Je suis rentré en France en 1982 et là j’ai monté un groupe de rock avec le photographe Youri Lenquette qui écrivait dans Best à l’époque et comme il était niçois on a fait la manche sur la promenade des Anglais en face du casino Ruhl pendant tout l’été. On a même fait un concert à Paris au Rose Bonbon. J’ai commencé à donner des concerts un peu partout cet surtout au Gibus grâce à Jiří Smetana. À l’époque je jouais souvent avec le Baron (guitariste français qui a joué avec Ici Paris ou Raphael Ndlr ) et ça marchait bien. J’ai monté un quatuor vocal qui s’appelait Les Amours qui a pas mal joué, jusqu’en Espagne. Bon, ça n’a pas duré … Mais j’ai continué à jouer et j’ai enregistré un premier album sorti en 1989 chez New Rose avec un single prémonitoire qui s’appelle « Ça bouge sur la place Rouge ».
Sur cet album il y avait des morceaux de reggae que tu avais enregistré en Jamaïque et tu avais raconté cet épisode dans un article ?
C’est incroyable l’impact que cet article a pu avoir ! J’ai toujours été un fan de reggae et dès que j’ai pu j’ai fait découvrir cette musique et certains de ces artistes comme Steel Pulse mais aussi le ska avec Madness et tous ces groupes Two-Tone… Quand je suis rentré en France j’ai continué à écrire sur le reggae et dès que j’ai pu aller en Jamaïque je n’ai pas raté l’occasion de pouvoir y enregistrer.
Tu as enregistré sept albums très marqués notamment par le blues des années 60 ?

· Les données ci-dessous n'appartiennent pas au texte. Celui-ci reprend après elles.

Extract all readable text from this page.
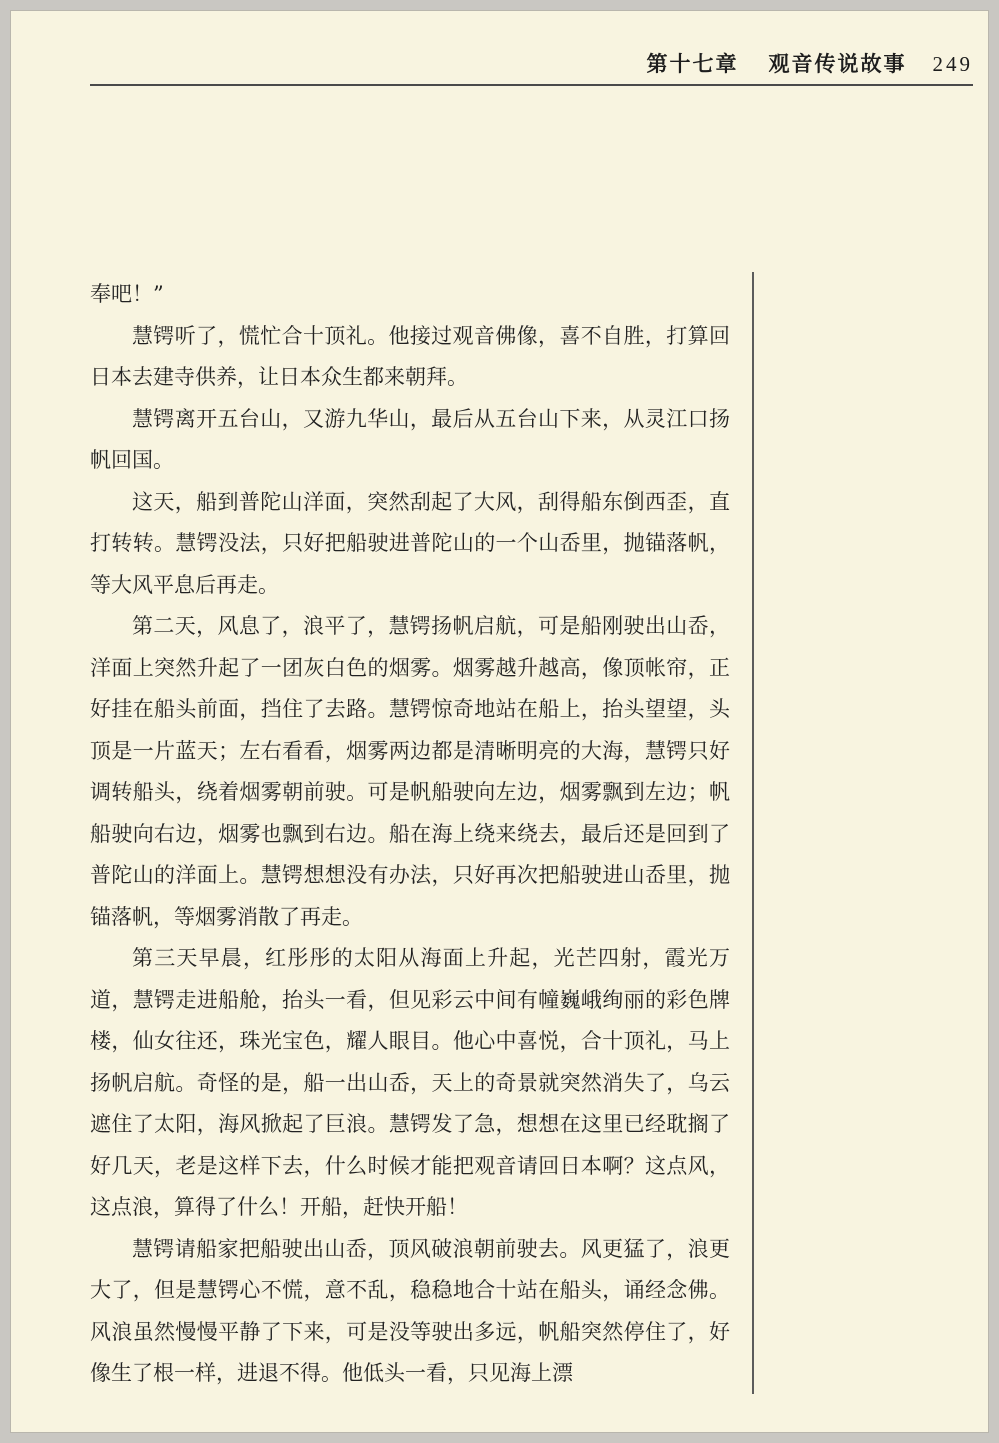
第十七章 观音传说故事 249

奉吧！”

慧锷听了，慌忙合十顶礼。他接过观音佛像，喜不自胜，打算回日本去建寺供养，让日本众生都来朝拜。

慧锷离开五台山，又游九华山，最后从五台山下来，从灵江口扬帆回国。

这天，船到普陀山洋面，突然刮起了大风，刮得船东倒西歪，直打转转。慧锷没法，只好把船驶进普陀山的一个山岙里，抛锚落帆，等大风平息后再走。

第二天，风息了，浪平了，慧锷扬帆启航，可是船刚驶出山岙，洋面上突然升起了一团灰白色的烟雾。烟雾越升越高，像顶帐帘，正好挂在船头前面，挡住了去路。慧锷惊奇地站在船上，抬头望望，头顶是一片蓝天；左右看看，烟雾两边都是清晰明亮的大海，慧锷只好调转船头，绕着烟雾朝前驶。可是帆船驶向左边，烟雾飘到左边；帆船驶向右边，烟雾也飘到右边。船在海上绕来绕去，最后还是回到了普陀山的洋面上。慧锷想想没有办法，只好再次把船驶进山岙里，抛锚落帆，等烟雾消散了再走。

第三天早晨，红彤彤的太阳从海面上升起，光芒四射，霞光万道，慧锷走进船舱，抬头一看，但见彩云中间有幢巍峨绚丽的彩色牌楼，仙女往还，珠光宝色，耀人眼目。他心中喜悦，合十顶礼，马上扬帆启航。奇怪的是，船一出山岙，天上的奇景就突然消失了，乌云遮住了太阳，海风掀起了巨浪。慧锷发了急，想想在这里已经耽搁了好几天，老是这样下去，什么时候才能把观音请回日本啊？这点风，这点浪，算得了什么！开船，赶快开船！

慧锷请船家把船驶出山岙，顶风破浪朝前驶去。风更猛了，浪更大了，但是慧锷心不慌，意不乱，稳稳地合十站在船头，诵经念佛。风浪虽然慢慢平静了下来，可是没等驶出多远，帆船突然停住了，好像生了根一样，进退不得。他低头一看，只见海上漂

Quand j’étais gamin, j’étais fan de Johnny Winter, d’Alvin Lee et de Jimi Hendrix. J’adorais aussi Rory Gallagher mais ces trois-là étaient vraiment mes préférés. Oui ma musique vient beaucoup du blues. Quand je suis arrivé à Londres j’ai beaucoup écouté des musiques noires comme celle de Fela, qui m’a marqué et par la suite j’ai fait un album à Lagos avec ses musiciens. Ça m’a éloigné du public qui allait plutôt vers des musiques noires jouées par des blancs alors que moi je m’intéressais aux musiques originelles. Il y a souvent un désintérêt de la part du public pour ces musiques alors que moi je plongeais dedans. Quand j’ai sorti mon premier album il y avait une face rock et une face reggae et ensuite j’ai continué comme ça. Par exemple, mon album au Nigeria avec les musiciens de Fela est passé totalement inaperçu dans la presse sauf trois lignes dans Rolling Stone et des diffusions quotidiennes sur France Inter dans le Pop Club de José Artur. Pourtant à ma connaissance je suis le seul à avoir enregistré dans le studio de Fela avec ses musiciens. On le trouve sur ma page bandcamp.com
Tu as beaucoup aidé à faire connaitre le reggae avec notamment beaucoup de livres. Comment cette culture est entrée dans ta vie ?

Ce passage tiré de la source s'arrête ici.